The coexistence of plants and fungi
While fungi were an obstacle to plants in their transition from the marine algae stage to land plants, they were also a prerequisite. Once the plants were able to survive the attacks of the fungi seeking to eat them on Earth, the next problem they faced was finding the nutrients, says Mads Eggert Nielsen:
Dissolved nutrients such as phosphorous and nitrogen are readily available to plants in aquatic environments. But 500 million years ago, the Earth as we know it today didn’t exist, just rocks. In addition, it is very difficult for plants to obtain the nutrients found in rocks. But not for mushrooms. On the other hand, mushrooms cannot produce carbohydrates, which is why they are consumed by plants. Here it is believed that a symbiotic relationship between plants and fungi arose, which later became the basis for the explosion of terrestrial plant life during this period.

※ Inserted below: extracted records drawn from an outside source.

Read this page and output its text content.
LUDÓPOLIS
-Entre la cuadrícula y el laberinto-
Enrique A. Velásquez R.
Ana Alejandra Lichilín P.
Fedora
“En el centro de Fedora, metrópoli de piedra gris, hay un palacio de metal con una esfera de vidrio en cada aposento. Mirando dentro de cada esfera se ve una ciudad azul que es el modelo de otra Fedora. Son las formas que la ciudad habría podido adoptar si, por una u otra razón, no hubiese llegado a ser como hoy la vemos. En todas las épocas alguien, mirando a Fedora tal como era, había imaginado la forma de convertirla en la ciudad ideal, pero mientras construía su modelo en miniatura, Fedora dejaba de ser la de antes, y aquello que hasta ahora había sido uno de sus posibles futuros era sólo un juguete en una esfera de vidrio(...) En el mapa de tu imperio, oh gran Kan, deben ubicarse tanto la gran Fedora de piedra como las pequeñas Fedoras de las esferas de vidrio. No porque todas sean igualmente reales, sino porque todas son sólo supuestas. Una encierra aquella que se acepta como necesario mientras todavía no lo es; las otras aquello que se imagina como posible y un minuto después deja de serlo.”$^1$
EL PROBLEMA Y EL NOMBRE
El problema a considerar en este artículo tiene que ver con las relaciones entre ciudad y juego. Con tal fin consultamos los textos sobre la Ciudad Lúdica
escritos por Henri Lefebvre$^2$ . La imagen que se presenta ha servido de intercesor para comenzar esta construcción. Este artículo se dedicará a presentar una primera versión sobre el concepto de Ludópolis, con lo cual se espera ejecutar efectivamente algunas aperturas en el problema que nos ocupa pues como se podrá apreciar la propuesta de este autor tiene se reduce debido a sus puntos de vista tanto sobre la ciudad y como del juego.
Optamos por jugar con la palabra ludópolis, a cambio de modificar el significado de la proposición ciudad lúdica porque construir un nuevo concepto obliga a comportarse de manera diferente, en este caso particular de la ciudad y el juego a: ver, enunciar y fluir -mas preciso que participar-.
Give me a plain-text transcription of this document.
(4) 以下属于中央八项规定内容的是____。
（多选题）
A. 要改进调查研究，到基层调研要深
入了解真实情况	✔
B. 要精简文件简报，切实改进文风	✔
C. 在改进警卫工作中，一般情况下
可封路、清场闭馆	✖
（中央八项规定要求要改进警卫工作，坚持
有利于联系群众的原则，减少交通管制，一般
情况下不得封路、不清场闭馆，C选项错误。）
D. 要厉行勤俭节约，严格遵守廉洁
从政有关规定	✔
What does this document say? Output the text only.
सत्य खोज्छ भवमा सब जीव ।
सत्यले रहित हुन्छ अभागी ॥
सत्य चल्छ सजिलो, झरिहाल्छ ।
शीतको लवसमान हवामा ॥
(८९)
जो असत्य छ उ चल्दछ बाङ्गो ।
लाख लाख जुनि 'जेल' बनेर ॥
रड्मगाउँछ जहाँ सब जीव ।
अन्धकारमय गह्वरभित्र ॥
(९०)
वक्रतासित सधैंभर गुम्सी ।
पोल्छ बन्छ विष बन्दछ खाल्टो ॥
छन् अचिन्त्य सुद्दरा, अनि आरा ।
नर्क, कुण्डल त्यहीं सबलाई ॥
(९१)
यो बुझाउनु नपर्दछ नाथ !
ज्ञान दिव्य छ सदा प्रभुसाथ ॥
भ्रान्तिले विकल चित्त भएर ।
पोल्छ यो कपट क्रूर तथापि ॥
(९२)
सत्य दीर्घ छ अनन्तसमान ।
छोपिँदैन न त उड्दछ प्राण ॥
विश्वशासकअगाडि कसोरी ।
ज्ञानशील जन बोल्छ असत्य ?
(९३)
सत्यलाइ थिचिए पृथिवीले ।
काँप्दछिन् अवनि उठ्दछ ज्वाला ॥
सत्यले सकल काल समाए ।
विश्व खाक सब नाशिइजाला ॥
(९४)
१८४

The defensive structures that form in the plant do not kill the plant or the fungus, they simply prevent the fungus from invading.
“Because the fungus can only partially penetrate the plant, we believe the tipping point occurs where both the plant and the fungus have something to gain. Therefore, it was useful to maintain the relationship such as the theory that plants tamed fungi to colonize our land, but we provide forage that supports this idea,” says Mads Eggert Nielsen.
Can be applied in agriculture
The new findings add an important piece to the puzzle of plant evolutionary history. More importantly, they can be used to make crops more resistant to fungal attack, which is a big problem for farmers.
“If all plants defend themselves in the same way, that should mean that disease-causing microorganisms – such as powdery mildew, striped rust and potato mold – have found a way to sneak inside.” or extinguishing or escaping from the defenses of its host. We want to know how they do it. We will then try to transfer the defensive components of the resistant plants to the plants that become ill, thus achieving resistance,” explains Mads Eggert Nielsen.
Mads Eggert Nielsen is participating in a research project in the Department of Plant and Environmental Sciences led by Hans Thordahl Christensen and supported by the Novo Nordisk Foundation that aims to make crops more resilient by identifying plant defense mechanisms that attempt disease-causing microorganisms. to shut down.
Researchers have long speculated that the genes PEN1 and SYP122 perform a certain function in relation to the transition of plants from their aquatic phase as algae to terrestrial plants, but there has been no concrete evidence as to whether they are indeed a prerequisite for plants. defensive capabilities.
Previous studies have shown that by eliminating the PEN1 gene, plants lose their ability to defend against powdery mildew. However, when the closely related gene, SYP122, is eliminated, nothing happens. The new research results show that the two genes together represent an important key in the plant’s defense mechanism.
Reference: “SYP12 Plant Syntaxins mediate evolutionarily conserved general immunity against filamentous pathogens” by Hector M Rubiato, Mingqi Liu, Richard J O’Connell and Mads E. Nielsen, 4 February 2022, eLife.